夜色如墨,美术社的窗帘拉得严严实实,几盏应急灯在墙角投下昏黄的光圈。
空气中弥漫着松节油与灵墨混合的独特气味,像是某种古老仪式即将开启的前兆。
凌晓蹲在地上,指尖沾着银灰色的混合灵墨,在地板上勾勒最后一道镜面折射纹路。
他的眉头紧锁,额角渗出细汗——这不是普通的绘制,而是在复现“镜渊画廊”那种扭曲认知、割裂自我的诡异场域。
“再确认一遍。”他头也不抬,“小铃负责感知情绪波动,沈晚记录具现体行为模式,志愿者一旦出现异常立刻终止实验。这玩意儿不是玩具,搞不好会把人的心神撕成两半。
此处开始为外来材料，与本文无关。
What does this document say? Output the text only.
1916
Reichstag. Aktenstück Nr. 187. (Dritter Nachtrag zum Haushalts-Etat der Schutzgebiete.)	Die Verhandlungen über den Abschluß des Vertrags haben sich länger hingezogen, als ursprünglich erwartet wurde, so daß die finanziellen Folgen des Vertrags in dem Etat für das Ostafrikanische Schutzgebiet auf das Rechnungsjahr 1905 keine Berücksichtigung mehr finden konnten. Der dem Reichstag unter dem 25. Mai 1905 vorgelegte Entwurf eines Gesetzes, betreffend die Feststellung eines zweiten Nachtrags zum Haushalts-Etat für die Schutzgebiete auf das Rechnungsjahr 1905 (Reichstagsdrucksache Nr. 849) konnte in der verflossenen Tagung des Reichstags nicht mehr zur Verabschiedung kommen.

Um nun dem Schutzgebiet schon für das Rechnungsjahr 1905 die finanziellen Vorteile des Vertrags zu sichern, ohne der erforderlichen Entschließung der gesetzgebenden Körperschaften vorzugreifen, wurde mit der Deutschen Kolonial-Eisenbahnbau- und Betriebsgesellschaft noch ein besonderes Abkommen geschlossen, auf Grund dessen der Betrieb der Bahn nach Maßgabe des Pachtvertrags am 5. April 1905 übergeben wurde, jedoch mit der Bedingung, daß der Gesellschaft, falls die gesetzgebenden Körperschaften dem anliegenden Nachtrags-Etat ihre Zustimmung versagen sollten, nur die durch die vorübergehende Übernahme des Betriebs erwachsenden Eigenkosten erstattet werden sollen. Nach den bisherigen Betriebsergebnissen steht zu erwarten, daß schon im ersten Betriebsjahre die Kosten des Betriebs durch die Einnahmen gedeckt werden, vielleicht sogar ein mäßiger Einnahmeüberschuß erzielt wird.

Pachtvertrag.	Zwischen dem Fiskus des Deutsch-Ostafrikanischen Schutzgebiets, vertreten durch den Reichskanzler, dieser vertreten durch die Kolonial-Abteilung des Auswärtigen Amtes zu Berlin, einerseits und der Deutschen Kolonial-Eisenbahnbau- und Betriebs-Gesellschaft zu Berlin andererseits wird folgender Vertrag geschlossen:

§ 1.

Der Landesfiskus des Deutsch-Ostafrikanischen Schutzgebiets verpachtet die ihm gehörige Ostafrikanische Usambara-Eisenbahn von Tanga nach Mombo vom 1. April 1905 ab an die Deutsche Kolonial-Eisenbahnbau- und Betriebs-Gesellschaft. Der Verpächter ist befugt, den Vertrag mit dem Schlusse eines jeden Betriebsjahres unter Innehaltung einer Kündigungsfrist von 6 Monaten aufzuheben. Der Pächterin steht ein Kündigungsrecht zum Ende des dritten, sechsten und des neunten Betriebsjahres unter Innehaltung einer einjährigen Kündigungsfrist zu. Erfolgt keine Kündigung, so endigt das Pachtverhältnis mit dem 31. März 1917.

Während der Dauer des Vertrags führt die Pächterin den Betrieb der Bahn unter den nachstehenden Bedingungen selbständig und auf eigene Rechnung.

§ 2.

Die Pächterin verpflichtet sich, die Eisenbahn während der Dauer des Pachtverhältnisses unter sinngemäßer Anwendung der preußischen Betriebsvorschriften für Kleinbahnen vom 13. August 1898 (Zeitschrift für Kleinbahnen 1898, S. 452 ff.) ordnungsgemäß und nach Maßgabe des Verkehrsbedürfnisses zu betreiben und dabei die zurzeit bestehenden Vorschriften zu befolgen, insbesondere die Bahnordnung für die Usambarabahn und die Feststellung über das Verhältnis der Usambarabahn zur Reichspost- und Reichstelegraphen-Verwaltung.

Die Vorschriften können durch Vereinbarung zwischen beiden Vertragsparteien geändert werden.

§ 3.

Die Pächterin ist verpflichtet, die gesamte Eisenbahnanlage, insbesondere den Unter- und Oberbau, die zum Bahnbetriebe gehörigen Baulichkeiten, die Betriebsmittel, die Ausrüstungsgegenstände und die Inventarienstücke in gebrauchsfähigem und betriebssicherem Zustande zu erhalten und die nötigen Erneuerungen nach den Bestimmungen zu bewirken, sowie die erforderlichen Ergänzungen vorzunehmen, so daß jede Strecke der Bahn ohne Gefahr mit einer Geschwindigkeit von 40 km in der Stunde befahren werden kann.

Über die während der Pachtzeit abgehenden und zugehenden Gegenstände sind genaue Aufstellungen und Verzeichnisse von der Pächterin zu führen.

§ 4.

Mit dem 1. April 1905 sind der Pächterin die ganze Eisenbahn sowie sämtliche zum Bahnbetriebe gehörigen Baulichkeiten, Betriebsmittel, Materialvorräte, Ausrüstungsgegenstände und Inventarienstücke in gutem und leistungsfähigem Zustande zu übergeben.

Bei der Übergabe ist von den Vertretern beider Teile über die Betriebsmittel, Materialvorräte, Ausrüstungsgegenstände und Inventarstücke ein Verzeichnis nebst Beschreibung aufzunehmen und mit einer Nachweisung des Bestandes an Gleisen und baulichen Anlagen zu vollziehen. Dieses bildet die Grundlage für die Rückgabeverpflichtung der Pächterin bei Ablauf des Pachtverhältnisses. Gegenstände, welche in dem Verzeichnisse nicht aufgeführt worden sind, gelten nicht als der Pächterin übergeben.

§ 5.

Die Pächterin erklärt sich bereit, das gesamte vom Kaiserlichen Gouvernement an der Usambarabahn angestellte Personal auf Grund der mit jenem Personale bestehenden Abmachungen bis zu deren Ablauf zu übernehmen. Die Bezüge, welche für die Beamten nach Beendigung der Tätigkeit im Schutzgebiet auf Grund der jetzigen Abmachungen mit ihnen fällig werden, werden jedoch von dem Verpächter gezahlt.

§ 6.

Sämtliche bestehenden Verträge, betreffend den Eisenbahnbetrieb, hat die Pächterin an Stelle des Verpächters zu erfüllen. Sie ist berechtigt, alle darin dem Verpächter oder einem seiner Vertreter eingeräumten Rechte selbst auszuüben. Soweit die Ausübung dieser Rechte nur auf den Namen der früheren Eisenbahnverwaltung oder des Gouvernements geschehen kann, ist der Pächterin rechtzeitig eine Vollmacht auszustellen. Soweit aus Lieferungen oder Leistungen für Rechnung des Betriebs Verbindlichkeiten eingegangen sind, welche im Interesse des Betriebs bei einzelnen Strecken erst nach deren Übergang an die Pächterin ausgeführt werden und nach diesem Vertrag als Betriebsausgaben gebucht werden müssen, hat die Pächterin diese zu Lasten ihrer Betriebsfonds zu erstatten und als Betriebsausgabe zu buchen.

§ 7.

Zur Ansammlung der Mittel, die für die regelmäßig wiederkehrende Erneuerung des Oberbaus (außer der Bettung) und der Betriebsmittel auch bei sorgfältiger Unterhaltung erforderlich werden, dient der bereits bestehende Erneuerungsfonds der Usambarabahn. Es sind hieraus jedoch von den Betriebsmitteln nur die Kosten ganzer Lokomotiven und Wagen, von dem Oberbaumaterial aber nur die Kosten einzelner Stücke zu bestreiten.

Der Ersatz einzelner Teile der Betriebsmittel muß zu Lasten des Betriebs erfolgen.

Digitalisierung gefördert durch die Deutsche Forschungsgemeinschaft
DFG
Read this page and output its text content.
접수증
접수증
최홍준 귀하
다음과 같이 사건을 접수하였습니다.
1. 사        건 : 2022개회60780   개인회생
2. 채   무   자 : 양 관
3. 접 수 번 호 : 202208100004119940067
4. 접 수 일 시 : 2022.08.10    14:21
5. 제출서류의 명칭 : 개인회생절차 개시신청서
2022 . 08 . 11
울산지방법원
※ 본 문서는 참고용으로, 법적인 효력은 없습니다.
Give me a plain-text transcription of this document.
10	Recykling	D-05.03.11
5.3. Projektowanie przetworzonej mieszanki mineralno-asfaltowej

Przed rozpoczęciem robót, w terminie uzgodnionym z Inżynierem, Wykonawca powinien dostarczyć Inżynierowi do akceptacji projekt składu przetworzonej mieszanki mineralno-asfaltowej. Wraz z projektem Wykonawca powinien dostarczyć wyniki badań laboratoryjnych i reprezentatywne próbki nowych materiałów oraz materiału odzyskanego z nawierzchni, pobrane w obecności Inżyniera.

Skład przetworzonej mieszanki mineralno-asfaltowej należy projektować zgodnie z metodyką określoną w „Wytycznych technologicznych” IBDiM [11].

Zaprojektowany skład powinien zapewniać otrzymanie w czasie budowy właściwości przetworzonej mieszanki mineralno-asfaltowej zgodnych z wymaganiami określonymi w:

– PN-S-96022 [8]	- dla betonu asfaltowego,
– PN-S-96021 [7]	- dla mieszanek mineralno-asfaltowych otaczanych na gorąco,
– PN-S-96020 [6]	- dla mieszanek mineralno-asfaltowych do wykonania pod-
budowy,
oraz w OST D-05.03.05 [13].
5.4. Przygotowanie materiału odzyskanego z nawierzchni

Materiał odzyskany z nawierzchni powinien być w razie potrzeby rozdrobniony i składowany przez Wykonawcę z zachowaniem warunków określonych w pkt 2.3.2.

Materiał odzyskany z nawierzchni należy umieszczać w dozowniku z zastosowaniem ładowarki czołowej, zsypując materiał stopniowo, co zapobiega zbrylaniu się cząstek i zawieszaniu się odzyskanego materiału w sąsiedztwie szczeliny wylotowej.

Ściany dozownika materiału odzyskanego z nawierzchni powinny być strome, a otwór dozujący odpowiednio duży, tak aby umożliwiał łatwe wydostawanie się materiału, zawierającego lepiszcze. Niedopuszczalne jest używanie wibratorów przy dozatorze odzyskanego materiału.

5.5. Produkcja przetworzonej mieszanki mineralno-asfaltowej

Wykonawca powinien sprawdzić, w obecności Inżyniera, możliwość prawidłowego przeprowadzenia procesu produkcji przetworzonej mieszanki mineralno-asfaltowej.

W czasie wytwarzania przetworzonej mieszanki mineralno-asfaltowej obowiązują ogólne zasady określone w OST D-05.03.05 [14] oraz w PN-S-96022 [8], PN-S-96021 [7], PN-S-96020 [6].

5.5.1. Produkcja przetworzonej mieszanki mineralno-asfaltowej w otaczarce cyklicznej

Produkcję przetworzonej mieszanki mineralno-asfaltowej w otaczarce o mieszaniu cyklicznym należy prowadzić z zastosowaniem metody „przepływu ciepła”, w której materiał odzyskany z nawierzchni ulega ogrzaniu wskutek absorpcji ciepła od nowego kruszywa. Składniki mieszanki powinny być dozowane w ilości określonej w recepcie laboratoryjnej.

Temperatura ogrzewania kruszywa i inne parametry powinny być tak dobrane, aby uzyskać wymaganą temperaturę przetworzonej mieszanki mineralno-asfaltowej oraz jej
”
小铃坐在角落,双眼泛着淡淡的虹彩,双手轻轻交叠在膝上。
她没说话,只是缓缓点头。
她能看到声音的颜色,也能听见沉默的哭声——而现在,整个房间的声音都像被蒙了一层湿布,沉闷、扭曲,仿佛有谁在暗处低语。
沈晚站在门口,手里攥着计时器,脸色有些发白:“你说……我们真的能控制住那个‘影我’吗?画廊里那些案例,可都不是闹着玩的。”
“控制?”凌晓冷笑一声,笔尖顿了顿,“我们连它是什么都没搞清楚。但正因为未知,才更得试。否则等宁青桑把全城人的阴影都逼出来,咱们就得集体进精神病院了。”
话音落下,最后一笔完成。
刹那间,地面的镜面阵列微微震颤,空气仿佛被无形之手拧转,光线开始弯曲、错位。
一道模糊的轮廓从志愿者背后缓缓升起——那是一个与他完全相同的剪影,却比影子更凝实,更……鲜活。
“开始了!”沈晚低声惊呼。
影我睁开眼,瞳孔是一片虚无的黑。
它没有攻击,只是静静站着,望着自己的“本体”。
然后,它开口了,声音沙哑得不像人类:“你每天加班到凌晨,就为了讨好上司?你明明恨透了这份实习,为什么不说?”
志愿者浑身一僵,脸色瞬间惨白。
“闭嘴……你不是我!”
“我是你藏起来的那部分。”影我缓缓抬起手,指向他的胸口,“是你不敢承认的愤怒,是你咽下去的眼泪。你说我没资格存在?可你才是假的——装乖、装顺从、装快乐,像个提线木偶!”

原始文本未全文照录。